A pained half-smile twitched at one corner of his mouth. “You stole the red silk from your mother’s embroidery box and tied our little fingers together.”
“Which only lasted until bath time, when Father very firmly cut us apart again.” I stroked his left little finger with mine. “I still believe in that thread, Shinobu. I know it’s there. I can feel it, even if I can’t see it. We were always meant to be together. But maybe … maybe we weren’t meant to be together forever.”
“Mio-dono…”
“Shin-chan.” I forced myself to smile into his anguished eyes through the welling tears. “If none of this had ever happened, if Izanagi and the Nekomata had never come to the village, if we had grown old together in my family’s home the way we dreamed, we would have chosen this, wouldn’t we? To be together as long as we could. And, when it was time, to die together. After all these years, we finally get our wish.”
He whispered, “You have already made up your mind, my love.”
“Haven’t you? Where you go…”
He raised my hands and pressed them to his heart, then kissed each palm. “I will follow, always.”
“Humans are incomprehensible,” Silver Fangs said. “You are each given a stretch of years shorter than the blink of one of my eyes, yet some of you are willing to sacrifice even that tiny shining gift of life in order to save others.”
Probably there was some grand sentiment that I ought to produce in answer to that, but I was all out. “Can we have the wakizashi now?” I asked instead.
Silver Fangs let out a deep sigh that sent a mini sand-devil whirling around us. Our still-damp clothes and hair dried instantly in the heat of her breath. She lifted her massive foot off t
he sand and uncurled her fifth and smallest toe. The wakizashi lay there, plain, battered and disconcertingly ordinary looking against her glowing scales.
The instrument of our victory – and destruction.
I reached over, picked it carefully out of her grasp and held it out to Shinobu. He hesitated for a second, then took it from me and carefully attached it to the white sash at his waist. He rested his hand on the rubbed-silk wrappings of the hilt.
“Strange,” he murmured. “It feels good to wear it again.”
Silver Fangs lowered her head to look directly at us. “Time grows short in the mortal realm – noon has come and gone, and your sun is beginning its journey towards rest.

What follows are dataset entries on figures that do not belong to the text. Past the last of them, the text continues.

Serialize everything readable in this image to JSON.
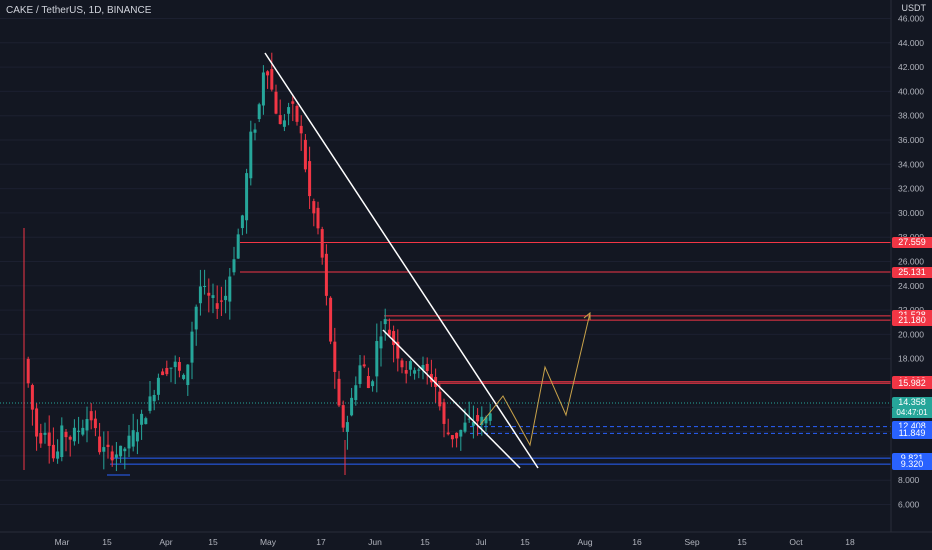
{
  "header": {
    "title": "CAKE / TetherUS, 1D, BINANCE",
    "currency": "USDT"
  },
  "chart_data": {
    "type": "candlestick",
    "y_ticks": [
      "46.000",
      "44.000",
      "42.000",
      "40.000",
      "38.000",
      "36.000",
      "34.000",
      "32.000",
      "30.000",
      "28.000",
      "26.000",
      "24.000",
      "22.000",
      "20.000",
      "18.000",
      "16.000",
      "14.000",
      "12.000",
      "10.000",
      "8.000",
      "6.000"
    ],
    "x_ticks": [
      "Mar",
      "15",
      "Apr",
      "15",
      "May",
      "17",
      "Jun",
      "15",
      "Jul",
      "15",
      "Aug",
      "16",
      "Sep",
      "15",
      "Oct",
      "18"
    ],
    "price_labels": [
      {
        "value": "27.559",
        "color": "#f23645"
      },
      {
        "value": "25.131",
        "color": "#f23645"
      },
      {
        "value": "21.528",
        "color": "#f23645"
      },
      {
        "value": "21.180",
        "color": "#f23645"
      },
      {
        "value": "16.098",
        "color": "#f23645"
      },
      {
        "value": "15.982",
        "color": "#f23645"
      },
      {
        "value": "14.358",
        "color": "#26a69a"
      },
      {
        "value": "12.408",
        "color": "#2962ff"
      },
      {
        "value": "11.849",
        "color": "#2962ff"
      },
      {
        "value": "9.821",
        "color": "#2962ff"
      },
      {
        "value": "9.320",
        "color": "#2962ff"
      }
    ],
    "countdown": "04:47:01",
    "current_price": 14.358,
    "resistance_levels": [
      27.559,
      25.131,
      21.528,
      21.18,
      16.098,
      15.982
    ],
    "support_levels": [
      12.408,
      11.849,
      9.821,
      9.32
    ],
    "colors": {
      "up": "#26a69a",
      "down": "#f23645",
      "support": "#2962ff",
      "resistance": "#f23645",
      "projection": "#c8a24a"
    }
  }
}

Tonight is the winter solstice, the longest and darkest night, which increases the power of Izanami, goddess of all dark things. She will bring all her strength to bear on the mouth of Yomi and force it to yawn open in your realm, so that her most terrible creatures may spill free and hunt for the blade. It will happen at midnight. Izanagi will be drawn there, to the mouth of Yomi, and so will the god-killing blade. Let the sword lead you, and when you reach the place where Izanagi stands, you will have found your battleground. You must kill him there and force him into hell.”
I nodded. “I understand.”
Shinobu took my hand again. “If you will move a little, Honoured Grandmother, and allow us access to the sea, we will call on Ebisu to bring us home.”
“There’s no need for that,” Silver Fangs said. “I can transport you, if you do not mind riding on my back?”
Even after everything we had just learned, nothing could prevent the tiny thrill of primal excitement that ran through me. “I would love to.”